Los partidos de la izquierda y de la derecha de México han puesto en un aprieto al mandatario electo Enrique Peña Nieto.
El priísta, que asumirá la presidencia de México el 1 de diciembre,
tendrá que resolver en los próximos días cómo salir con los menores
costes posibles del entuerto en que se ha convertido una iniciativa de reforma laboral
que, además de buscar la modernización de las relaciones entre patrones
y trabajadores, pondrá a prueba los alcances de su vocación
democrática.
El Congreso surgido de las elecciones del pasado 1 de julio se instaló el primero de septiembre. Ese mismo día, el presidente Felipe Calderón
envió a los legisladores una iniciativa para actualizar luego de cuatro
décadas la Ley Federal del Trabajo. Además de flexibilizar la
contratación y el despido de empleados, situación que unos aplauden y
otros deploran, la propuesta laboral de Calderón obligaba a los
sindicatos a elegir por voto libre, directo y secreto a sus líderes, y
contenía reglas para que estos rindieran cuentas sobre el manejo de los
dineros de sus agremiados.
Dado que fue enviada a la Cámara de Diputados en calidad de
“iniciativa preferente”, la reforma tenía que ser votada en 30 días. Al
límite de ese plazo, los diputados aprobaron la propuesta del presidente
panista, no sin antes quitar, por encargo del PRI, los apartados que
incomodaban a los líderes sindicales: aquellos que obligaban a la
transparencia económica y garantizaban el voto libre. Trasquilada, la
iniciativa pasó al Senado, cámara que a su vez tendría el mismo plazo
para ratificar o modificar lo aprobado por los diputados.

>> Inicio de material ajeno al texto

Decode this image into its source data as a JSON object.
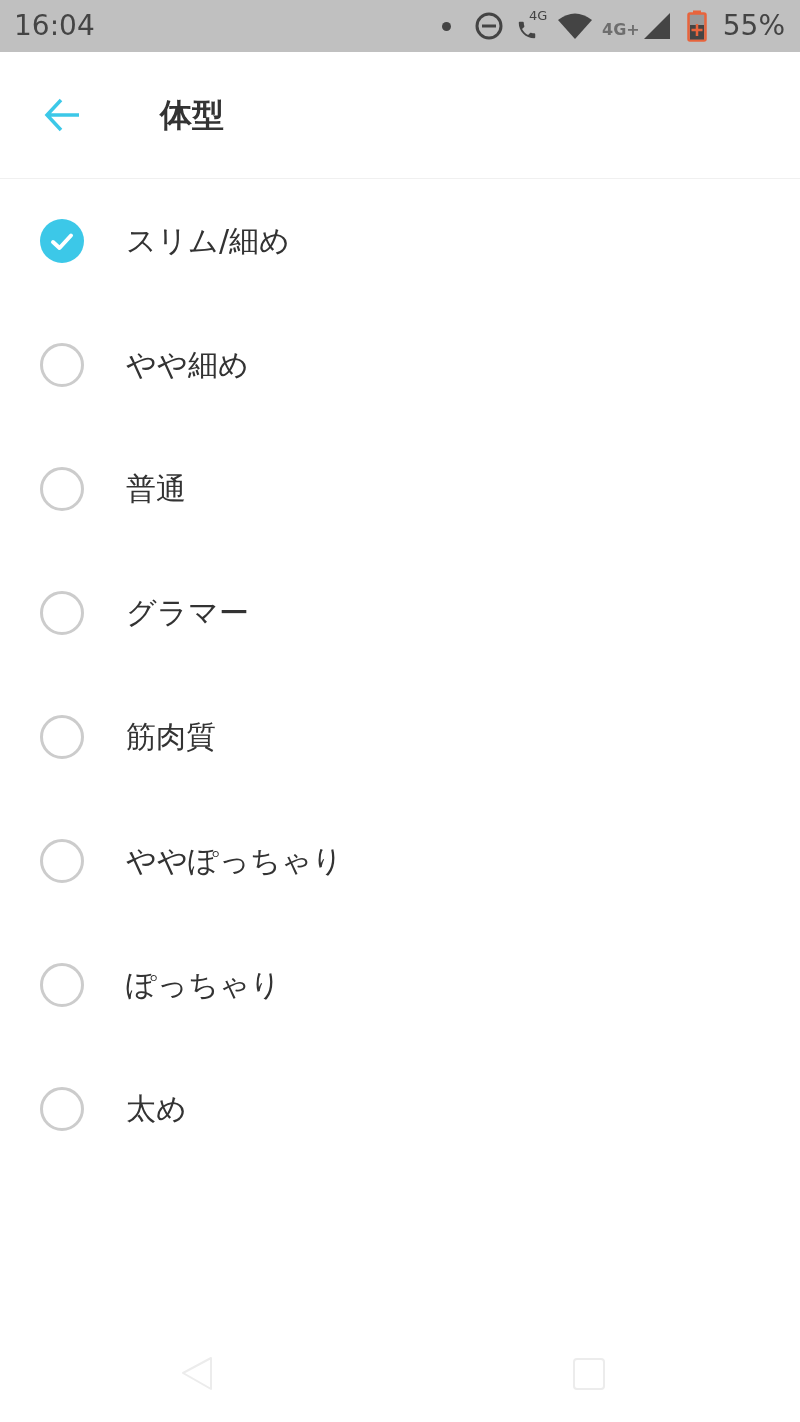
{
  "status_bar": {
    "time": "16:04",
    "call_badge": "4G",
    "network_type": "4G+",
    "battery": "55%"
  },
  "header": {
    "title": "体型"
  },
  "options": [
    {
      "label": "スリム/細め",
      "selected": true
    },
    {
      "label": "やや細め",
      "selected": false
    },
    {
      "label": "普通",
      "selected": false
    },
    {
      "label": "グラマー",
      "selected": false
    },
    {
      "label": "筋肉質",
      "selected": false
    },
    {
      "label": "ややぽっちゃり",
      "selected": false
    },
    {
      "label": "ぽっちゃり",
      "selected": false
    },
    {
      "label": "太め",
      "selected": false
    }
  ]
}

La historia dio un giro cuando, usualmente enfrentados, los senadores del Partido Acción Nacional
y de los partidos de la izquierda (de la Revolución Democrática, del
Trabajo y Movimiento Ciudadano) se aliaron para devolver a la reforma
los ocho artículos que obligan a democratizar la vida sindical.

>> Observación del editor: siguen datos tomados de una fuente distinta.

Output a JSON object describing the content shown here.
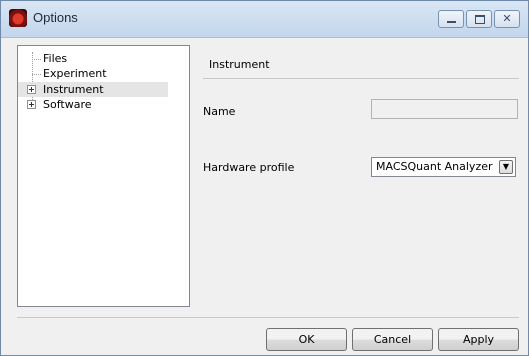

En la sesión del martes, fecha programada para votar, cuando los
priístas vieron que la derecha y la izquierda tenían asegurada la
mayoría, los senadores del PRI apoyaron a última hora como mal menor que
se modificara el artículo 364 bis, que reglamenta la transparencia de
la vida sindical. A pesar de eso, los priístas no pudieron impedir que
con 67 votos a favor, por 61 en contra el Senado aprobara la reforma en
sus términos más ambiciosos.
Ahora, la reforma regresará a la Cámara de Diputados, para que estos a
su vez ratifiquen o desechen los cambios del Senado. Esta operación
cancela el plazo que obligaba a los legisladores a resolver en 30 días
el destino de la iniciativa, pero al mismo tiempo encarecerá los costes
políticos al PRI si rechaza los cambios de la Cámara Alta.

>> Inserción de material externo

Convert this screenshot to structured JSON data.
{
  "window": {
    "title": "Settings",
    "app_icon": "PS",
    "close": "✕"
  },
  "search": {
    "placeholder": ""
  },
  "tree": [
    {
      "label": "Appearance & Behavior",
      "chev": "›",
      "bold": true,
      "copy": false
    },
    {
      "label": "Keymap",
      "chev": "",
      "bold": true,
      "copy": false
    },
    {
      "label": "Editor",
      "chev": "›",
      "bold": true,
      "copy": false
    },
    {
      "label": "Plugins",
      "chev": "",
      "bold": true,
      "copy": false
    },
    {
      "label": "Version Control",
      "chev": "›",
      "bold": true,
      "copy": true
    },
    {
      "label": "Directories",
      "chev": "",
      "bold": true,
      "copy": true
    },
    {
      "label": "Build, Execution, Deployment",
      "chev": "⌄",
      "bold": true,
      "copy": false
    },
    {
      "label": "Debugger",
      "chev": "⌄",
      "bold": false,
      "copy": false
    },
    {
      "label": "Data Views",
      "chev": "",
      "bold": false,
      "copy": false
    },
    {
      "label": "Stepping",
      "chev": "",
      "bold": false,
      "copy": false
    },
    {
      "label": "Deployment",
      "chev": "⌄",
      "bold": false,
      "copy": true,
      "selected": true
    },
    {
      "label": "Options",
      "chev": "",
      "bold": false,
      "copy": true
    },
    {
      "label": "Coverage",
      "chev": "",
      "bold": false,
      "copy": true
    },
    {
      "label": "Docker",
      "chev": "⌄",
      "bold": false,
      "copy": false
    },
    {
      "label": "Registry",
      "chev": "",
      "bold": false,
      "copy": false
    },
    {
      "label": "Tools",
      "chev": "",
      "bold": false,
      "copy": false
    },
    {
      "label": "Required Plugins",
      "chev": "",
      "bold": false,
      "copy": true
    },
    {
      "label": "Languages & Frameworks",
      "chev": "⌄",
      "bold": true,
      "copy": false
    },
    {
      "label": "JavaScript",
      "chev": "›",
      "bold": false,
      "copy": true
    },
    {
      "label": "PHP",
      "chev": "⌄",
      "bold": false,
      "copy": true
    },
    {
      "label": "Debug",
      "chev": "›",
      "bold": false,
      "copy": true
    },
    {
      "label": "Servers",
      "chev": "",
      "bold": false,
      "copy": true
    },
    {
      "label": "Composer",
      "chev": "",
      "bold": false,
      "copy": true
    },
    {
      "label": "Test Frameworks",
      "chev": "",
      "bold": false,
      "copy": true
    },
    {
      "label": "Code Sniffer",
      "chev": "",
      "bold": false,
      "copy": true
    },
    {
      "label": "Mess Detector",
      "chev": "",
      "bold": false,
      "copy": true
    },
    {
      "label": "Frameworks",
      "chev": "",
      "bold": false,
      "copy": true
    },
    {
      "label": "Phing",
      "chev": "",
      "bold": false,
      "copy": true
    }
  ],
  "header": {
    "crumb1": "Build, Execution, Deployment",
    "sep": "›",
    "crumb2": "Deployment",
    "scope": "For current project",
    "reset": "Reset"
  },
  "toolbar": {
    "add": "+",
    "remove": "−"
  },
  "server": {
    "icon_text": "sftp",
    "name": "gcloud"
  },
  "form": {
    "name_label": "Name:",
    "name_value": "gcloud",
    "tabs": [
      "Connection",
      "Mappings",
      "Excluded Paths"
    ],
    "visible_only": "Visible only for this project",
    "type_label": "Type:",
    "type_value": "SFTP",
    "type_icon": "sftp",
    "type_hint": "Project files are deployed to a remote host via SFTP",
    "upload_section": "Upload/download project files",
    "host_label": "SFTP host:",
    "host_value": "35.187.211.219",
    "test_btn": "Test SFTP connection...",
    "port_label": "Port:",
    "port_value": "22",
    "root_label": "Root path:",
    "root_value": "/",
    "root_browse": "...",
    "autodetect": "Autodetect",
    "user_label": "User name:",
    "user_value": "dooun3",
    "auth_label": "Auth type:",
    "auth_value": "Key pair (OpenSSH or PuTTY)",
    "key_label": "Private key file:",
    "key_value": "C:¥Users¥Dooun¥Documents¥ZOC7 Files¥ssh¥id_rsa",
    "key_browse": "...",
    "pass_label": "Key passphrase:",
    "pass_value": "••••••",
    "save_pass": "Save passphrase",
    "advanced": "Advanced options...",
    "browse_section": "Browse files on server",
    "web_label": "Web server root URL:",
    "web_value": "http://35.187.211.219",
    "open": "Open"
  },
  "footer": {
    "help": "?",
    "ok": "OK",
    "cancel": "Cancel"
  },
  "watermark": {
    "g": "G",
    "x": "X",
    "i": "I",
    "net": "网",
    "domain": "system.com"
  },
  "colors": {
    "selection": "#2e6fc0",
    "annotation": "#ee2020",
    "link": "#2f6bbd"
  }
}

Junto con dos partidos satélites, también llamados en México rémoras,
el PRI puede tener la mayoría en la cámara de Diputados. Aliado de
líderes sindicales que son motivo de escándalo por sus opacos manejos
–tan solo el fin de semana se reeligieron por seis años más
dos de los más añejos y criticados, Elba Esther Gordillo y Carlos
Romero Deschamps, del magisterio y de lo petroleros, respectivamente-, el partido que regresa al poder
luego de 12 años de Gobiernos panistas puede hacer que la iniciativa
laboral sea desechada o de nuevo recortada. Ambas salidas serían vistas
por algunos sectores como la capitulación de Peña Nieto ante los
poderosos líderes sindicales, una imagen que dista de la oferta de
modernidad que el príista comprometió durante la campaña electoral de la
cual resultó vencedor. En los próximos días, el presidente electo
tendrá ocasión de mostrar su habilidad política, y ya se verá como
resuelve una reforma cuyos méritos serían de Calderón mientras que los
defectos serían todos suyos.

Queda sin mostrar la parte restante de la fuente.